Excavations in the necropolis of Salamis brought to light a number of royal tombs. In general their architecture was similar and consisted of a trapezoidal court i dromos) where the bloody sacrifices must have taken place, an entrance porch and a long burial chamber built from hewn limestone blocks. Though they were built in the 8th century BC some of them were used as late as the 4th century AD.
Along with the rich grave finds which included pottery, bronze and ivory objects, horse skeletons complete with their harnesses were discovered. The sacrifices and the architecture of the tombs bring to mind the Mycenaean burial customs referred to in the Iliad.
Cellarka is a complex of tombs carved into the living rock of the ground.

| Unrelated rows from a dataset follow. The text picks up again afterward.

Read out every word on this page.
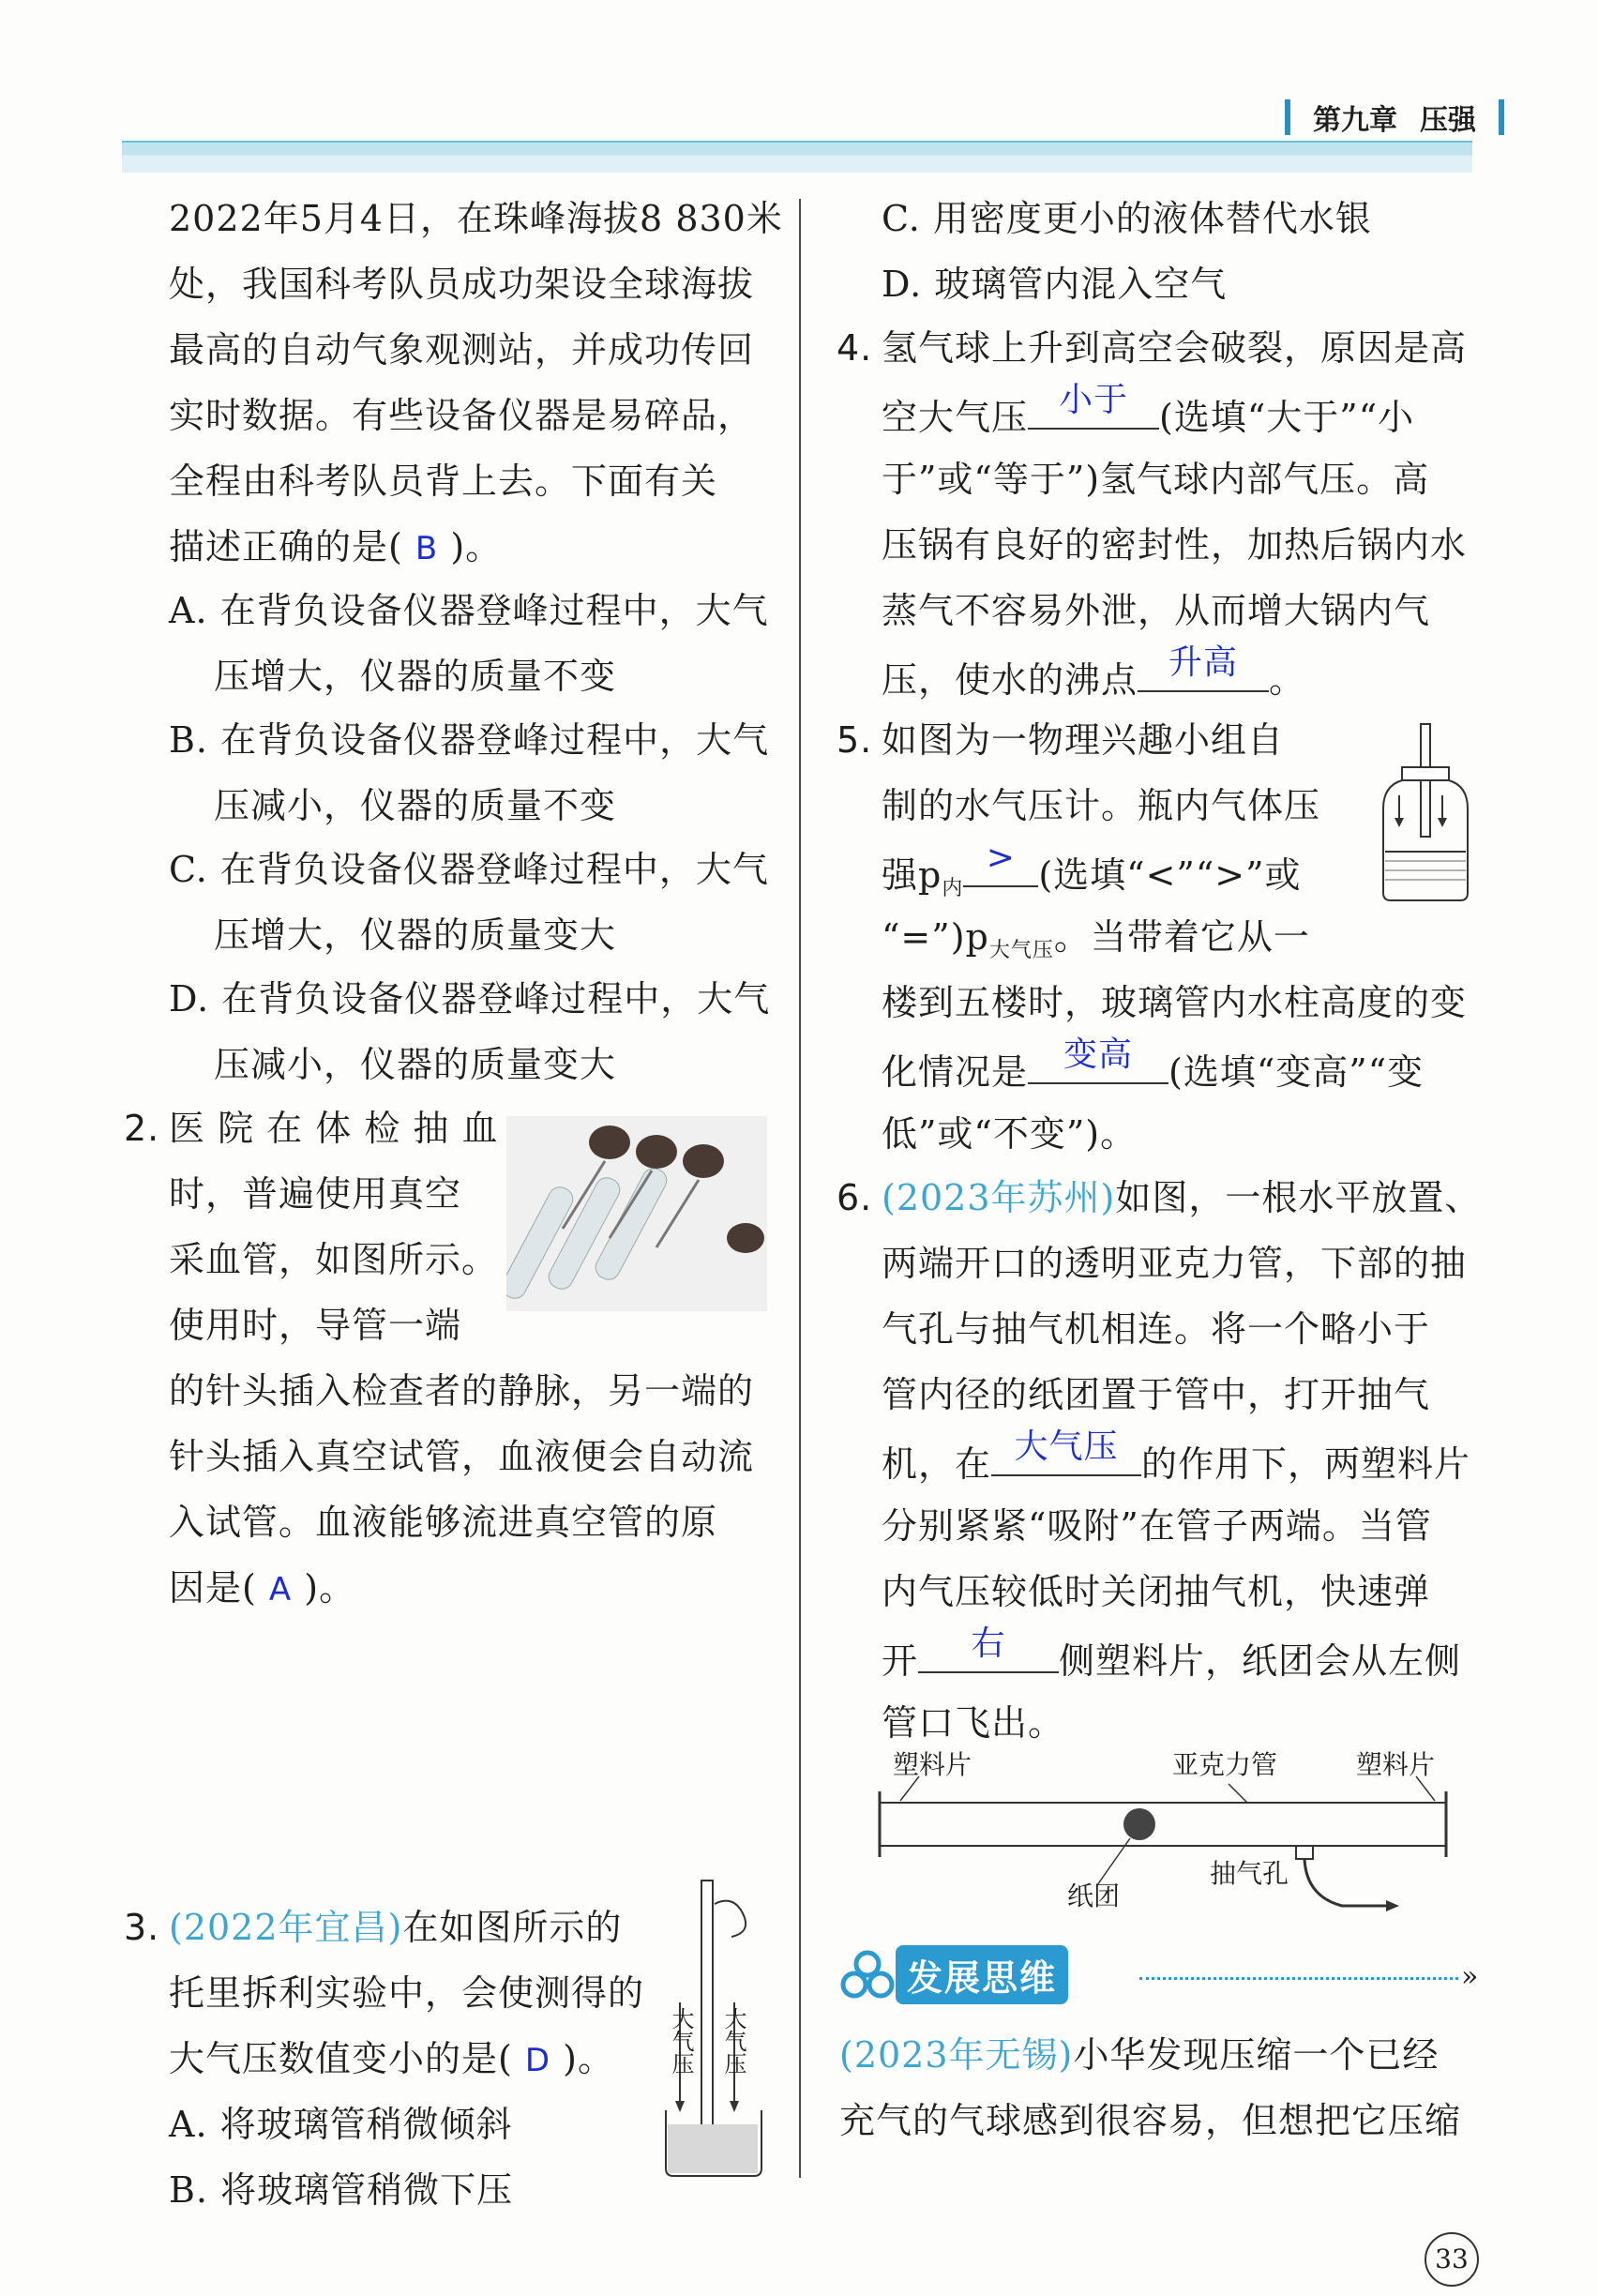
第九章 压强
2022年5月4日，在珠峰海拔8 830米
处，我国科考队员成功架设全球海拔
最高的自动气象观测站，并成功传回
实时数据。有些设备仪器是易碎品，
全程由科考队员背上去。下面有关
描述正确的是( B )。
A. 在背负设备仪器登峰过程中，大气
压增大，仪器的质量不变
B. 在背负设备仪器登峰过程中，大气
压减小，仪器的质量不变
C. 在背负设备仪器登峰过程中，大气
压增大，仪器的质量变大
D. 在背负设备仪器登峰过程中，大气
压减小，仪器的质量变大
2. 医 院 在 体 检 抽 血
时，普遍使用真空
采血管，如图所示。
使用时，导管一端
的针头插入检查者的静脉，另一端的
针头插入真空试管，血液便会自动流
入试管。血液能够流进真空管的原
因是( A )。
3. (2022年宜昌)在如图所示的
托里拆利实验中，会使测得的
大气压数值变小的是( D )。
A. 将玻璃管稍微倾斜
B. 将玻璃管稍微下压
大气压 大气压
C. 用密度更小的液体替代水银
D. 玻璃管内混入空气
4. 氢气球上升到高空会破裂，原因是高
空大气压 小于 (选填“大于”“小
于”或“等于”)氢气球内部气压。高
压锅有良好的密封性，加热后锅内水
蒸气不容易外泄，从而增大锅内气
压，使水的沸点 升高 。
5. 如图为一物理兴趣小组自
制的水气压计。瓶内气体压
强$p_内$
> (选填“<”“>”或
“$=”)p_{大气压}$。当带着它从一
楼到五楼时，玻璃管内水柱高度的变
化情况是	变高	(选填“变高”“变
低”或“不变”)。
6. (2023年苏州)如图，一根水平放置、
两端开口的透明亚克力管，下部的抽
气孔与抽气机相连。将一个略小于
管内径的纸团置于管中，打开抽气
机，在 大气压 的作用下，两塑料片
分别紧紧“吸附”在管子两端。当管
内气压较低时关闭抽气机，快速弹
开	右	侧塑料片，纸团会从左侧
管口飞出。
塑料片	亚克力管	塑料片
纸团
抽气孔
发展思维	»
(2023年无锡)小华发现压缩一个已经
充气的气球感到很容易，但想把它压缩
33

The overall impression is of a hive of giant cells. The entrance of each tomb contains steps which sometimes lead to a pair of rooms. Originally their entrances were sealed with heavy stone slabs. In some of them a low base on which the body was placed was discovered.
One of the tombs has revealed five portrait busts of the dead, their personal belongings, but no bodies. The cemetery is thought to have been in use from the 7th to the 4th century BC. In the traces of pyres which were lit close by or in the entrance passages of the tombs, a number of offerings including vases smashed after a libation had been offered and remains of fruits which inferred banquets and sacrificial animal bones were discovered.
The research has revealed more than hundred grave chambers. After the chambers were filled vertical wells had been dug for more burials. The cemetery is thought to have belonged to common town people.